Collins is responsible for the phishing scam perpetrated to steal private photos from different celebrities, all of them women. Most of the photos showed them naked. The scandal took the name of “Celebgate” or “The Fappening,” in the media.
The Middle District of Pennsylvania branch of The Department of Justice released an online statement on the matter yesterday, indicating that Collins would pay his sentence in a federal prison.
Collins used Gmail and iCloud accounts to steal the pictures
The United States District Court Judge William W. Caldwell oversaw Collins’ felony violation trial of the Computer Fraud and Abuse Act. Law enforcement authorities took him into custody immediately after the judge announced the conviction.
Though the case’s investigators could not determine if Collins was guilty of leaking the celebrity photos or personally uploading them to the Internet, they did uncover that he maintained a sophisticated phishing scam to obtain the usernames and passwords of the victims.
He mainly sent emails to celebrities, using fake accounts created to appear as official Apple or Google typical ‘no-reply’ services, which allowed him to obtain their personal information in the first place.
Collins then accessed their iCloud backups and downloaded their photos, sometimes using dedicated software to get large quantities of data.

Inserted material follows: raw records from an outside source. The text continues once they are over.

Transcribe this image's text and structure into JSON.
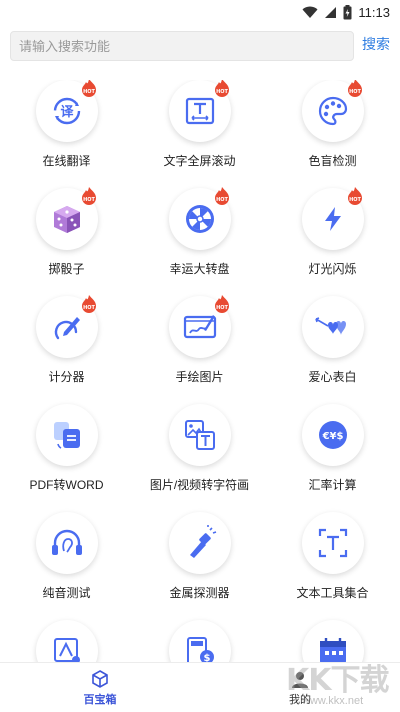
{
  "status_bar": {
    "time": "11:13",
    "icons": [
      "wifi-icon",
      "signal-icon",
      "battery-charging-icon"
    ]
  },
  "search": {
    "placeholder": "请输入搜索功能",
    "value": "",
    "button_label": "搜索"
  },
  "tools": [
    {
      "label": "在线翻译",
      "icon": "translate-icon",
      "hot": true
    },
    {
      "label": "文字全屏滚动",
      "icon": "text-scroll-icon",
      "hot": true
    },
    {
      "label": "色盲检测",
      "icon": "palette-icon",
      "hot": true
    },
    {
      "label": "掷骰子",
      "icon": "dice-icon",
      "hot": true
    },
    {
      "label": "幸运大转盘",
      "icon": "wheel-icon",
      "hot": true
    },
    {
      "label": "灯光闪烁",
      "icon": "lightning-icon",
      "hot": true
    },
    {
      "label": "计分器",
      "icon": "score-pen-icon",
      "hot": true
    },
    {
      "label": "手绘图片",
      "icon": "drawing-board-icon",
      "hot": true
    },
    {
      "label": "爱心表白",
      "icon": "hearts-icon",
      "hot": false
    },
    {
      "label": "PDF转WORD",
      "icon": "pdf-convert-icon",
      "hot": false
    },
    {
      "label": "图片/视频转字符画",
      "icon": "image-to-text-icon",
      "hot": false
    },
    {
      "label": "汇率计算",
      "icon": "currency-icon",
      "hot": false
    },
    {
      "label": "纯音测试",
      "icon": "headphone-icon",
      "hot": false
    },
    {
      "label": "金属探测器",
      "icon": "metal-detector-icon",
      "hot": false
    },
    {
      "label": "文本工具集合",
      "icon": "text-tools-icon",
      "hot": false
    },
    {
      "label": "",
      "icon": "image-edit-icon",
      "hot": false
    },
    {
      "label": "",
      "icon": "calculator-money-icon",
      "hot": false
    },
    {
      "label": "",
      "icon": "calendar-icon",
      "hot": false
    }
  ],
  "bottom_nav": {
    "items": [
      {
        "label": "百宝箱",
        "icon": "cube-icon",
        "active": true
      },
      {
        "label": "我的",
        "icon": "person-icon",
        "active": false
      }
    ]
  },
  "watermark": {
    "logo": "KK下载",
    "url": "www.kkx.net"
  },
  "colors": {
    "accent": "#3c55d8",
    "icon_blue": "#4a6cf0",
    "search_link": "#2f7de1",
    "hot_badge": "#e84a32"
  }
}
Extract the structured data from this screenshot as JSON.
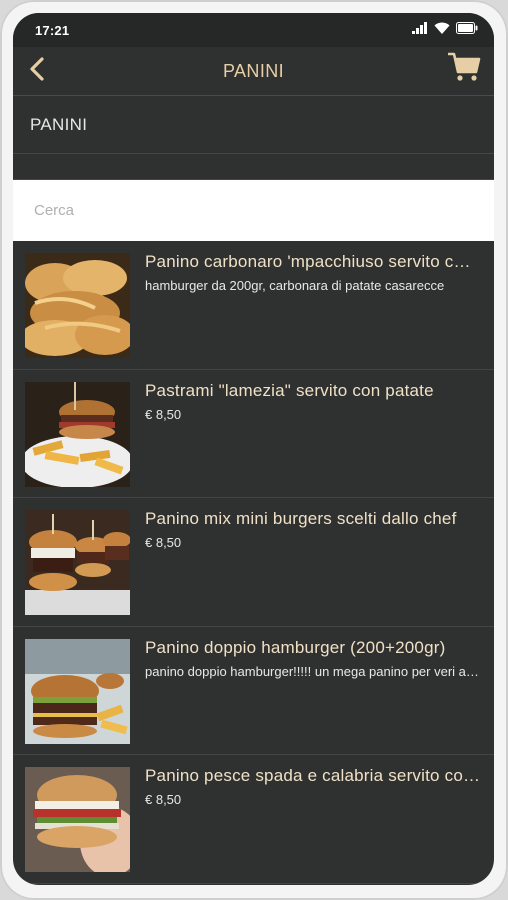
{
  "status_bar": {
    "time": "17:21"
  },
  "header": {
    "title": "PANINI"
  },
  "category": {
    "label": "PANINI"
  },
  "search": {
    "placeholder": "Cerca",
    "value": ""
  },
  "products": [
    {
      "name": "Panino carbonaro 'mpacchiuso servito con patate",
      "detail": "hamburger da 200gr, carbonara di patate casarecce"
    },
    {
      "name": "Pastrami \"lamezia\" servito con patate",
      "detail": "€ 8,50"
    },
    {
      "name": "Panino mix mini burgers scelti dallo chef",
      "detail": "€ 8,50"
    },
    {
      "name": "Panino doppio hamburger (200+200gr)",
      "detail": "panino doppio hamburger!!!!! un mega panino per veri affamati"
    },
    {
      "name": "Panino pesce spada e calabria servito con patate",
      "detail": "€ 8,50"
    }
  ],
  "colors": {
    "background": "#2f3030",
    "accent_gold": "#e6cfa6",
    "status_bar": "#262727"
  },
  "icons": {
    "back": "chevron-left-icon",
    "cart": "shopping-cart-icon"
  }
}
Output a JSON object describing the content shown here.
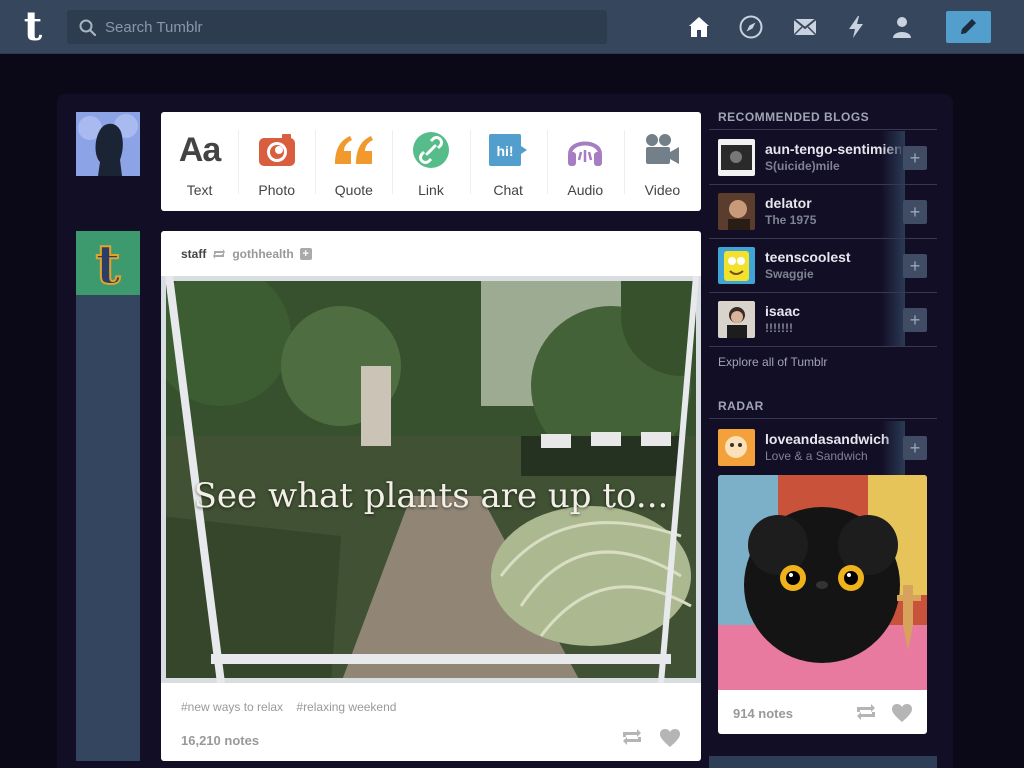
{
  "app": {
    "logo_letter": "t"
  },
  "search": {
    "placeholder": "Search Tumblr"
  },
  "nav": [
    "home-icon",
    "explore-icon",
    "inbox-icon",
    "activity-icon",
    "account-icon"
  ],
  "colors": {
    "topbar": "#36465d",
    "accent": "#529ecc",
    "background": "#0b0818"
  },
  "post_types": [
    {
      "label": "Text",
      "icon": "text-icon",
      "color": "#444444"
    },
    {
      "label": "Photo",
      "icon": "camera-icon",
      "color": "#d95e40"
    },
    {
      "label": "Quote",
      "icon": "quote-icon",
      "color": "#f2992e"
    },
    {
      "label": "Link",
      "icon": "link-icon",
      "color": "#56bc8a"
    },
    {
      "label": "Chat",
      "icon": "chat-icon",
      "color": "#529ecc"
    },
    {
      "label": "Audio",
      "icon": "headphones-icon",
      "color": "#a77dc2"
    },
    {
      "label": "Video",
      "icon": "video-camera-icon",
      "color": "#748089"
    }
  ],
  "post": {
    "author": "staff",
    "reblogged_from": "gothhealth",
    "image_caption": "See what plants are up to...",
    "tags": [
      "#new ways to relax",
      "#relaxing weekend"
    ],
    "notes": "16,210 notes"
  },
  "sidebar": {
    "recommended_title": "RECOMMENDED BLOGS",
    "blogs": [
      {
        "name": "aun-tengo-sentimientos",
        "title": "S(uicide)mile"
      },
      {
        "name": "delator",
        "title": "The 1975"
      },
      {
        "name": "teenscoolest",
        "title": "Swaggie"
      },
      {
        "name": "isaac",
        "title": "!!!!!!!"
      }
    ],
    "explore": "Explore all of Tumblr",
    "radar_title": "RADAR",
    "radar": {
      "name": "loveandasandwich",
      "title": "Love & a Sandwich",
      "notes": "914 notes"
    }
  }
}
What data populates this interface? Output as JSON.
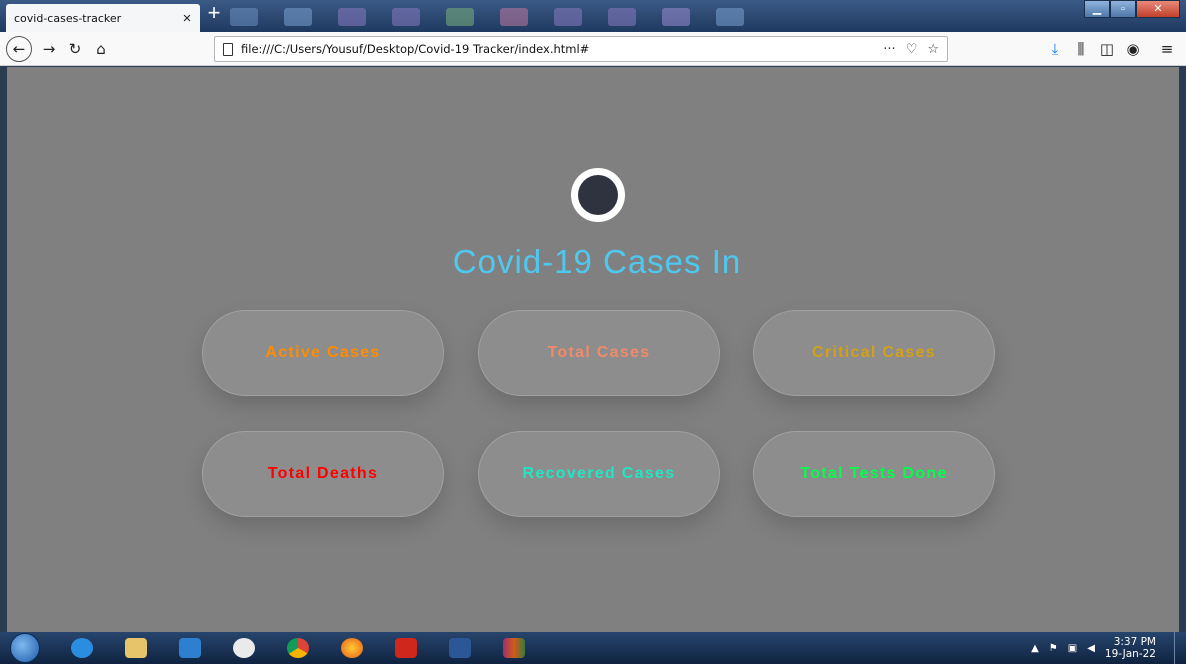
{
  "browser": {
    "tab_title": "covid-cases-tracker",
    "tab_close": "×",
    "new_tab": "+",
    "url": "file:///C:/Users/Yousuf/Desktop/Covid-19 Tracker/index.html#",
    "url_menu": "···"
  },
  "page": {
    "heading": "Covid-19 Cases In",
    "cards": [
      {
        "label": "Active Cases",
        "color": "#ff8c00"
      },
      {
        "label": "Total Cases",
        "color": "#f08a6a"
      },
      {
        "label": "Critical Cases",
        "color": "#d4a017"
      },
      {
        "label": "Total Deaths",
        "color": "#ff0000"
      },
      {
        "label": "Recovered Cases",
        "color": "#21e6c1"
      },
      {
        "label": "Total Tests Done",
        "color": "#00ff4c"
      }
    ]
  },
  "taskbar": {
    "apps": [
      "internet-explorer",
      "file-explorer",
      "media-player",
      "inkscape",
      "chrome",
      "firefox",
      "acrobat",
      "word",
      "winrar"
    ],
    "time": "3:37 PM",
    "date": "19-Jan-22"
  }
}
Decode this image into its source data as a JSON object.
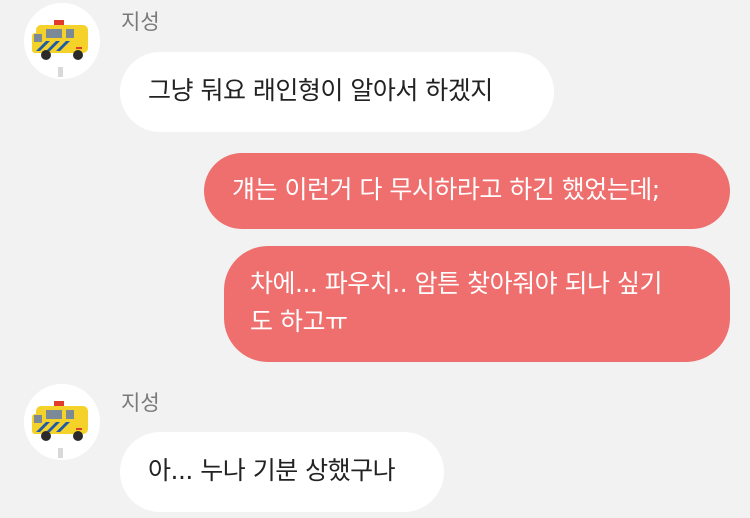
{
  "colors": {
    "background": "#f2f2f2",
    "incoming_bubble": "#ffffff",
    "outgoing_bubble": "#ee6f6d",
    "sender_name": "#7a7a7a",
    "text_dark": "#222222",
    "text_light": "#ffffff"
  },
  "contact": {
    "avatar_icon": "ambulance-avatar-icon"
  },
  "messages": [
    {
      "direction": "incoming",
      "sender": "지성",
      "lines": [
        "그냥 둬요 래인형이 알아서 하겠지"
      ]
    },
    {
      "direction": "outgoing",
      "lines": [
        "걔는 이런거 다 무시하라고 하긴 했었는데;"
      ]
    },
    {
      "direction": "outgoing",
      "lines": [
        "차에... 파우치.. 암튼 찾아줘야 되나 싶기",
        "도 하고ㅠ"
      ]
    },
    {
      "direction": "incoming",
      "sender": "지성",
      "lines": [
        "아... 누나 기분 상했구나"
      ]
    }
  ]
}
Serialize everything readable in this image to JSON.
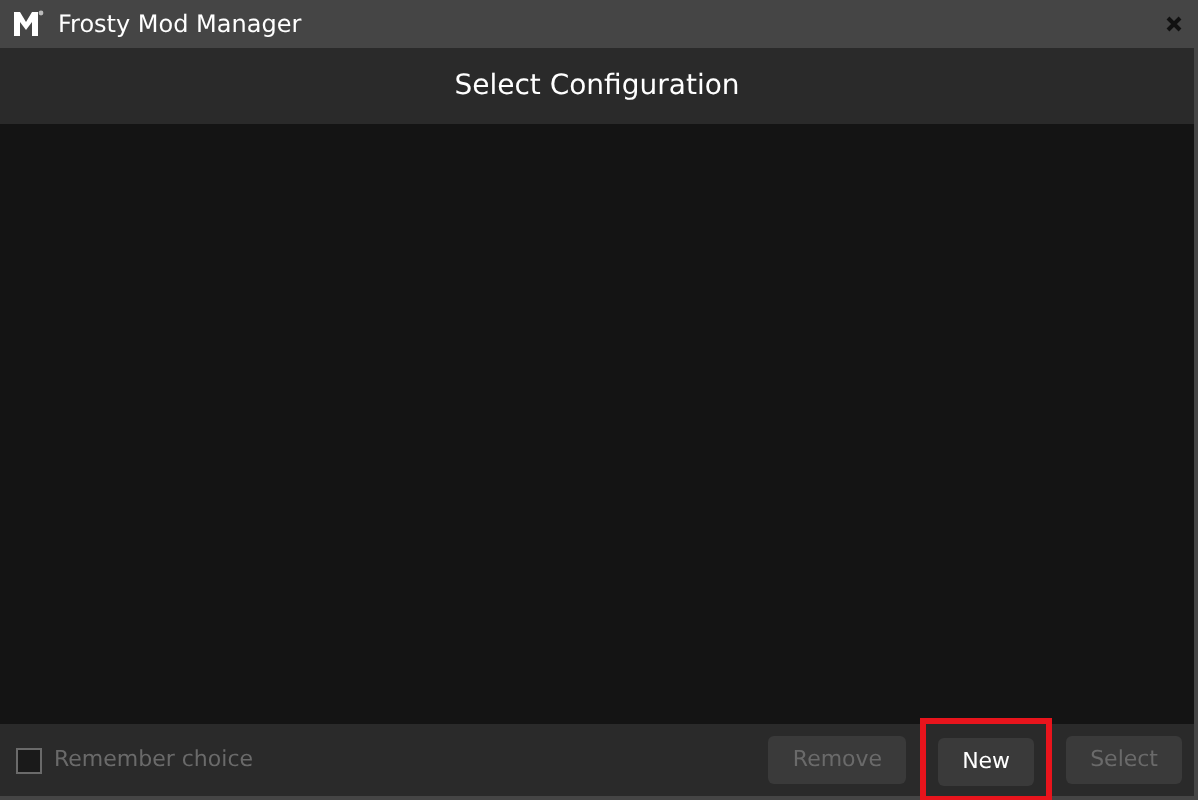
{
  "window": {
    "title": "Frosty Mod Manager"
  },
  "header": {
    "title": "Select Configuration"
  },
  "footer": {
    "remember": {
      "label": "Remember choice",
      "checked": false,
      "disabled": true
    },
    "buttons": [
      {
        "label": "Remove",
        "disabled": true,
        "highlighted": false
      },
      {
        "label": "New",
        "disabled": false,
        "highlighted": true
      },
      {
        "label": "Select",
        "disabled": true,
        "highlighted": false
      }
    ]
  }
}
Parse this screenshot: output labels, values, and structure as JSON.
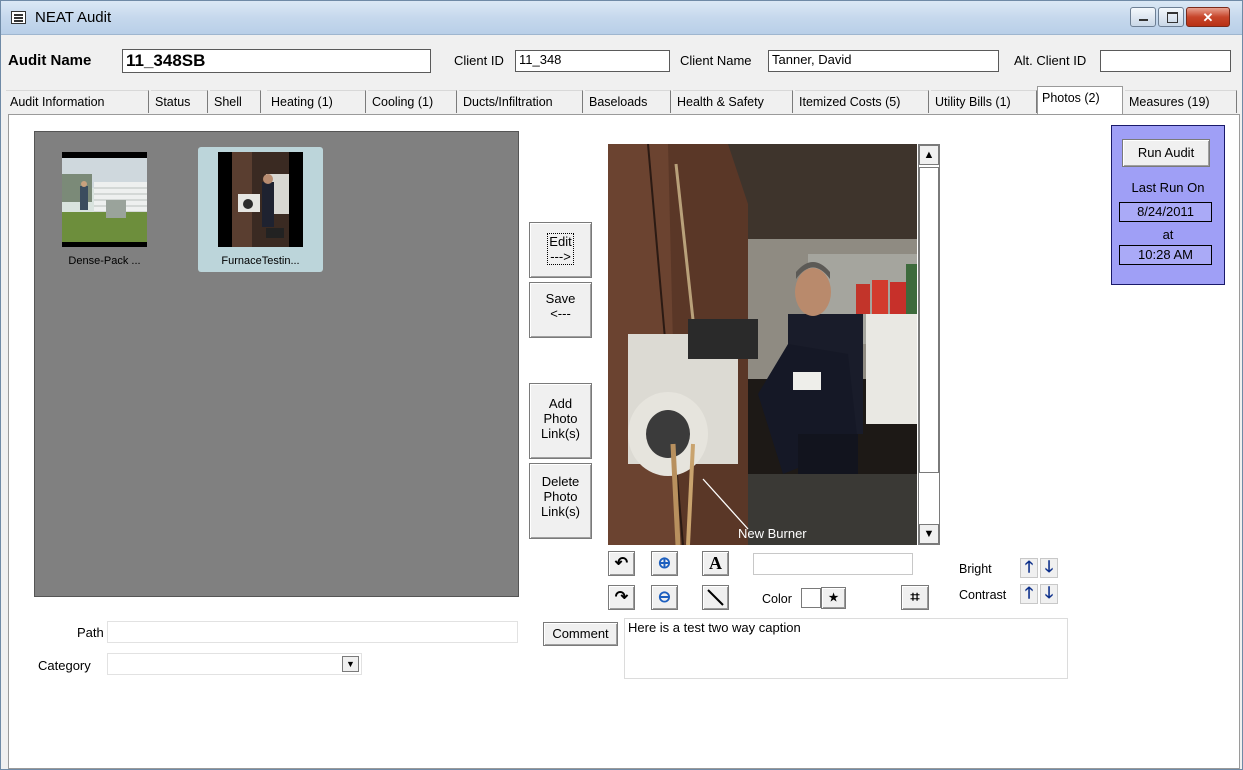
{
  "window": {
    "title": "NEAT Audit"
  },
  "header": {
    "audit_name_label": "Audit Name",
    "audit_name": "11_348SB",
    "client_id_label": "Client ID",
    "client_id": "11_348",
    "client_name_label": "Client Name",
    "client_name": "Tanner, David",
    "alt_client_id_label": "Alt. Client ID",
    "alt_client_id": ""
  },
  "tabs": [
    {
      "label": "Audit Information"
    },
    {
      "label": "Status"
    },
    {
      "label": "Shell"
    },
    {
      "label": "Heating (1)"
    },
    {
      "label": "Cooling (1)"
    },
    {
      "label": "Ducts/Infiltration"
    },
    {
      "label": "Baseloads"
    },
    {
      "label": "Health & Safety"
    },
    {
      "label": "Itemized Costs (5)"
    },
    {
      "label": "Utility Bills (1)"
    },
    {
      "label": "Photos (2)",
      "active": true
    },
    {
      "label": "Measures (19)"
    }
  ],
  "photos": {
    "thumbnails": [
      {
        "caption": "Dense-Pack ..."
      },
      {
        "caption": "FurnaceTestin...",
        "selected": true
      }
    ],
    "image_caption": "New Burner",
    "edit_label_1": "Edit",
    "edit_label_2": "--->",
    "save_label_1": "Save",
    "save_label_2": "<---",
    "add_label_1": "Add",
    "add_label_2": "Photo",
    "add_label_3": "Link(s)",
    "delete_label_1": "Delete",
    "delete_label_2": "Photo",
    "delete_label_3": "Link(s)",
    "color_label": "Color",
    "bright_label": "Bright",
    "contrast_label": "Contrast",
    "text_input": "",
    "path_label": "Path",
    "path_value": "",
    "category_label": "Category",
    "category_value": "",
    "comment_button": "Comment",
    "comment_text": "Here is a test two way caption"
  },
  "run": {
    "button": "Run Audit",
    "last_run_label": "Last Run On",
    "date": "8/24/2011",
    "at_label": "at",
    "time": "10:28 AM"
  },
  "colors": {
    "run_box": "#9f9ff6",
    "thumb_area": "#808080",
    "selected_thumb": "#bcd5da"
  }
}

The document also notes he also ran a separate modeling scam to force other victims into sending him nude photographs.
Prosecutors identified more than 600 victims, most of them related to the entertainment industry. Collins accessed at least 50 iCloud accounts and 70 Gmail accounts.
Victims and aftermath of the “Fappening”
One of the most talked about celebrities involved in this hacking was Academy Award-winning actress Jennifer Lawrence (X-Men series, The Hunger Games). She was one of the first entertainers to have her personal photographs illicitly posted online.
Other A-list artists include Kate Upton, Mary Elizabeth Winstead, Gabrielle Union, Rihanna, Kaley Cuoco, and Kirsten Dunst. Other celebrities like Ariana Grande, which also appeared among the victims in this scandal, have denied the authenticity of the pictures.
The hack prompted Tim Cook (Apple’s CEO) to address security concerns regarding the iCloud service directly, in an interview with The Wall Street Journal.
The first wave of leaked photos appeared on August 31, 2014, with the second set of pictures coming out on September 20 of the same year.